KARACHI, April 10: Falling treasury bills yield has enabled the government to clear expensive central bank debts by borrowing cheap money from the commercial banks.
The government retired Rs34 billion SBP debt between February 15 and March 15 this year as T-bills yield continued to fall due to excess liquidity in the banking system and limited lending avenues.
The government is borrowing heavily from commercial banks to retire expensive SBP loans, says head of treasury of a foreign bank. But the SBP policy of allowing a free fall of T-bills yield (that makes it possible for the government to retire the SBP loans through fresh borrowings from the commercial banks) may backfire, he warns.
The yield on six-month treasury bills fell to a historic low of two per cent in the first week of March, thus providing the government an incentive to borrow heavily from the commercial banks and use it for retiring SBP debts.
Bankers see a flaw in this policy of the government and believe that the flattening of the T-bills yield would hit the banking system hard and have a negative impact on overall economy as well. But senior officials of the Ministry of Finance and the central bankers believe the policy is in the best direction and is saving the banks from a disaster.
If we do not borrow from banks and they continue to fail in employing much of surplus liquidity somewhere else they would be hit harder, says an official of the Ministry of Finance. Banks should appreciate this point instead of hoping against hopes to see T-bills rate stabilizing, says a source close to the State Bank.

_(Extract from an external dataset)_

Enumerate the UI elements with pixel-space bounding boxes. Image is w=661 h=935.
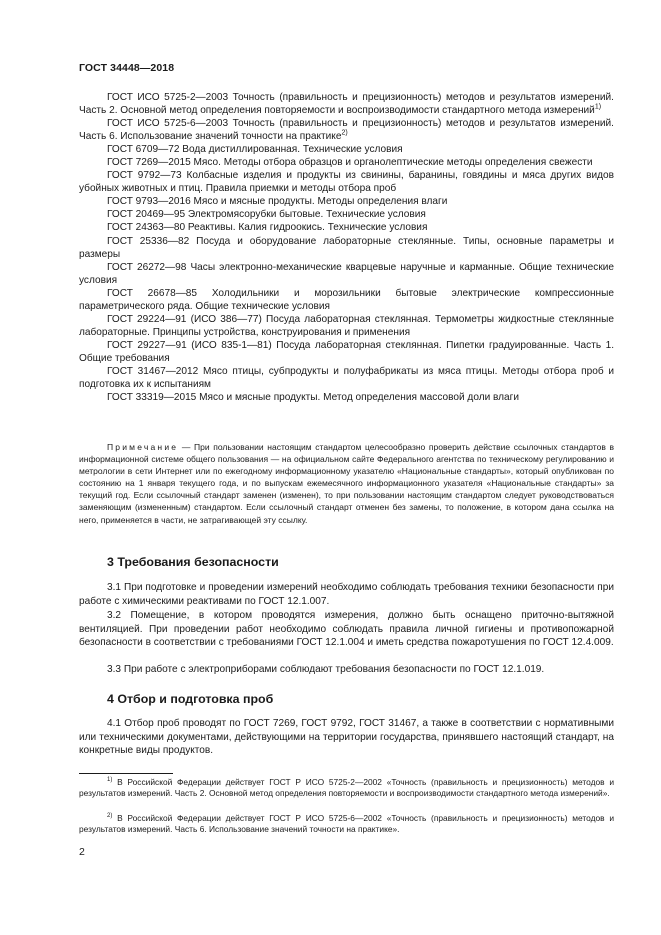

According to the revised credit plan for this fiscal year net government borrowing for budgetary support should stay negative at Rs29.2 billion. The government has superseded the target and brought down its net borrowing for budgetary support to Rs34.3 billion as on March 15.
Sources close to the SBP say that the current fiscal year may end up with a much higher net negative borrowing of the government. This is possible because the government seems confident to meet the fiscal deficit through other resources revenue and non-revenue items included. And there is nothing to suggest that the government might engage itself in any extra development project before the close of the fiscal year in June.
The government has been retiring the loans it gets from the banks under commodity operations i.e. to finance the purchase of wheat, cotton and fertilizers, etc., through state-run corporations.
Between July 2002 and March 15, 2003, the government retired Rs38.5 billion of commodity operations loans. Under the revised credit plan the target for commodity operations loans is minus Rs16 billion.